Marin Dimitrov tweeted today:
SlideShare says my content is among the top 1% of most viewed on SlideShare in 2013
Since I am interested in promoting topic maps and SlideShare is a venue for that, I checked the Slideshare summary, looking for clues.
First, Marin hasn’t overloaded SlideShare, some 14 slideshares to date.
Second, none of the slideshares with high ratings are particularly recent (2010).
Third, 19.5 slides per presentation against the average of 14.4.
Fourth, average words per slide, 35.4 compared to average slideshare of 10.
Is that the magic bullet?
We have all been told to avoid “death by powerpoint.”
There is a presentation with that name: Death by PowerPoint (and how to fight it) by Alexei Kapterev. (July 31, 2007)
Great presentation but at slide 40 Alexei says:
People read faster than you speak. This means you are useless.
(written over a solid text background)
How to explain Marin’s high amount of text versus Alexei saying to not have much text?
Marin’s NoSQL Databases, most of the sixty (60) slides are chock full of text.

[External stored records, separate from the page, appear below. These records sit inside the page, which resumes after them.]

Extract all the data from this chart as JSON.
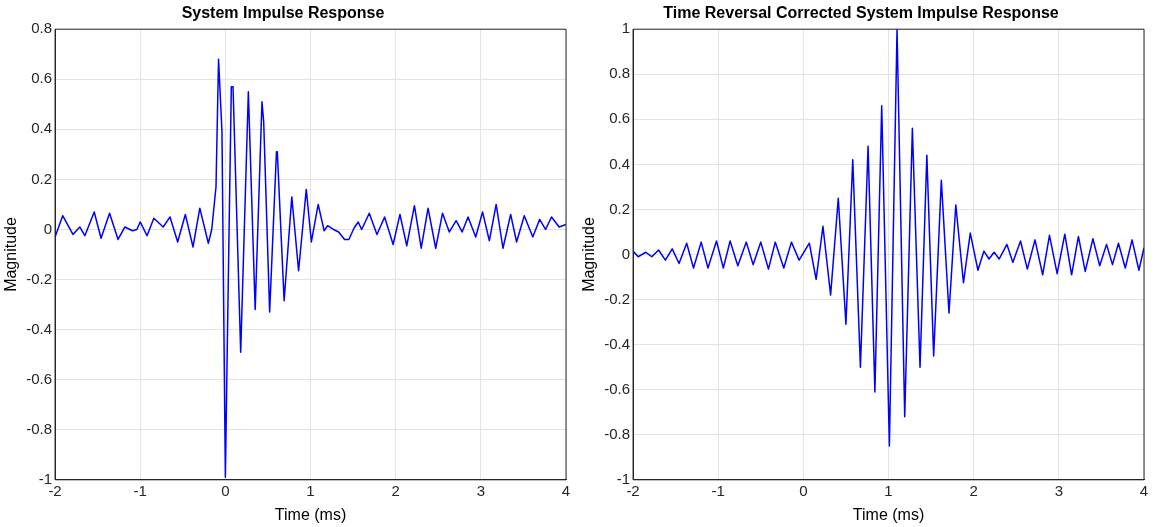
{
  "chart_data": [
    {
      "type": "line",
      "title": "System Impulse Response",
      "xlabel": "Time (ms)",
      "ylabel": "Magnitude",
      "xlim": [
        -2,
        4
      ],
      "xticks": [
        -2,
        -1,
        0,
        1,
        2,
        3,
        4
      ],
      "ylim": [
        -1,
        0.8
      ],
      "yticks": [
        -1,
        -0.8,
        -0.6,
        -0.4,
        -0.2,
        0,
        0.2,
        0.4,
        0.6,
        0.8
      ],
      "grid": true,
      "line_style": "solid",
      "series": [
        {
          "color": "#0000ff",
          "x": [
            -2,
            -1.91,
            -1.79,
            -1.71,
            -1.65,
            -1.54,
            -1.46,
            -1.36,
            -1.26,
            -1.18,
            -1.09,
            -1.04,
            -1.0,
            -0.92,
            -0.84,
            -0.73,
            -0.65,
            -0.56,
            -0.47,
            -0.38,
            -0.3,
            -0.2,
            -0.16,
            -0.11,
            -0.08,
            -0.04,
            0.0,
            0.03,
            0.07,
            0.09,
            0.18,
            0.27,
            0.35,
            0.43,
            0.45,
            0.52,
            0.6,
            0.61,
            0.69,
            0.78,
            0.86,
            0.95,
            1.01,
            1.09,
            1.16,
            1.2,
            1.27,
            1.33,
            1.4,
            1.45,
            1.51,
            1.56,
            1.6,
            1.69,
            1.78,
            1.87,
            1.97,
            2.05,
            2.13,
            2.22,
            2.3,
            2.38,
            2.47,
            2.55,
            2.63,
            2.71,
            2.78,
            2.85,
            2.94,
            3.02,
            3.1,
            3.18,
            3.26,
            3.35,
            3.42,
            3.51,
            3.61,
            3.69,
            3.76,
            3.83,
            3.92,
            4
          ],
          "values": [
            -0.03,
            0.055,
            -0.02,
            0.01,
            -0.025,
            0.07,
            -0.035,
            0.065,
            -0.04,
            0.01,
            -0.005,
            0,
            0.03,
            -0.025,
            0.045,
            0.01,
            0.05,
            -0.05,
            0.06,
            -0.07,
            0.085,
            -0.055,
            0,
            0.17,
            0.68,
            0.39,
            -0.99,
            -0.3,
            0.57,
            0.57,
            -0.49,
            0.55,
            -0.32,
            0.51,
            0.43,
            -0.33,
            0.31,
            0.31,
            -0.285,
            0.13,
            -0.165,
            0.16,
            -0.05,
            0.1,
            -0.005,
            0.015,
            0,
            -0.01,
            -0.04,
            -0.04,
            0.005,
            0.03,
            0,
            0.065,
            -0.02,
            0.05,
            -0.06,
            0.06,
            -0.065,
            0.095,
            -0.075,
            0.085,
            -0.075,
            0.065,
            -0.01,
            0.035,
            -0.01,
            0.05,
            -0.03,
            0.07,
            -0.045,
            0.1,
            -0.075,
            0.06,
            -0.05,
            0.055,
            -0.03,
            0.04,
            0,
            0.05,
            0.01,
            0.02
          ]
        }
      ]
    },
    {
      "type": "line",
      "title": "Time Reversal Corrected System Impulse Response",
      "xlabel": "Time (ms)",
      "ylabel": "Magnitude",
      "xlim": [
        -2,
        4
      ],
      "xticks": [
        -2,
        -1,
        0,
        1,
        2,
        3,
        4
      ],
      "ylim": [
        -1,
        1
      ],
      "yticks": [
        -1,
        -0.8,
        -0.6,
        -0.4,
        -0.2,
        0,
        0.2,
        0.4,
        0.6,
        0.8,
        1
      ],
      "grid": true,
      "line_style": "solid",
      "series": [
        {
          "color": "#0000ff",
          "x": [
            -2,
            -1.94,
            -1.85,
            -1.78,
            -1.7,
            -1.62,
            -1.54,
            -1.46,
            -1.37,
            -1.29,
            -1.2,
            -1.12,
            -1.02,
            -0.94,
            -0.86,
            -0.77,
            -0.67,
            -0.59,
            -0.5,
            -0.41,
            -0.33,
            -0.23,
            -0.14,
            -0.05,
            0.07,
            0.15,
            0.23,
            0.32,
            0.41,
            0.5,
            0.58,
            0.67,
            0.76,
            0.84,
            0.92,
            1.01,
            1.1,
            1.19,
            1.28,
            1.37,
            1.45,
            1.53,
            1.62,
            1.71,
            1.79,
            1.88,
            1.96,
            2.05,
            2.12,
            2.18,
            2.24,
            2.3,
            2.39,
            2.46,
            2.55,
            2.63,
            2.72,
            2.81,
            2.89,
            2.98,
            3.07,
            3.15,
            3.23,
            3.31,
            3.4,
            3.48,
            3.56,
            3.63,
            3.7,
            3.78,
            3.86,
            3.94,
            4
          ],
          "values": [
            0.015,
            -0.01,
            0.01,
            -0.01,
            0.02,
            -0.025,
            0.025,
            -0.04,
            0.05,
            -0.06,
            0.055,
            -0.06,
            0.06,
            -0.06,
            0.06,
            -0.05,
            0.055,
            -0.045,
            0.055,
            -0.065,
            0.055,
            -0.06,
            0.055,
            -0.025,
            0.05,
            -0.11,
            0.125,
            -0.18,
            0.25,
            -0.31,
            0.42,
            -0.5,
            0.48,
            -0.61,
            0.66,
            -0.85,
            1.0,
            -0.72,
            0.56,
            -0.5,
            0.44,
            -0.45,
            0.33,
            -0.26,
            0.22,
            -0.125,
            0.095,
            -0.07,
            0.015,
            -0.02,
            0.01,
            -0.02,
            0.045,
            -0.035,
            0.06,
            -0.065,
            0.065,
            -0.09,
            0.085,
            -0.085,
            0.09,
            -0.09,
            0.08,
            -0.075,
            0.07,
            -0.05,
            0.045,
            -0.045,
            0.05,
            -0.06,
            0.065,
            -0.07,
            0.03
          ]
        }
      ]
    }
  ]
}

Useful text to be sure but very full of it.
My suspicion is that what works for a presentation to a live audience, were you can fill out the points, explain pictures, etc., isn’t the same thing as a set of slides for readers who didn’t see the floor show.
Readers who didn’t hear the details are likely to find “great” slides for a live presentation to be too sparse to be useful.
So my working theory is that slides for live presentations should be quite different from slides for posting to Slideshare. What can be left for you to ad lib for the live audience should be spelled out on the slides. (my working hypothesis)
Suggestions/comments?
PS: I intend to test this theory with some slides on topic maps at the end of January.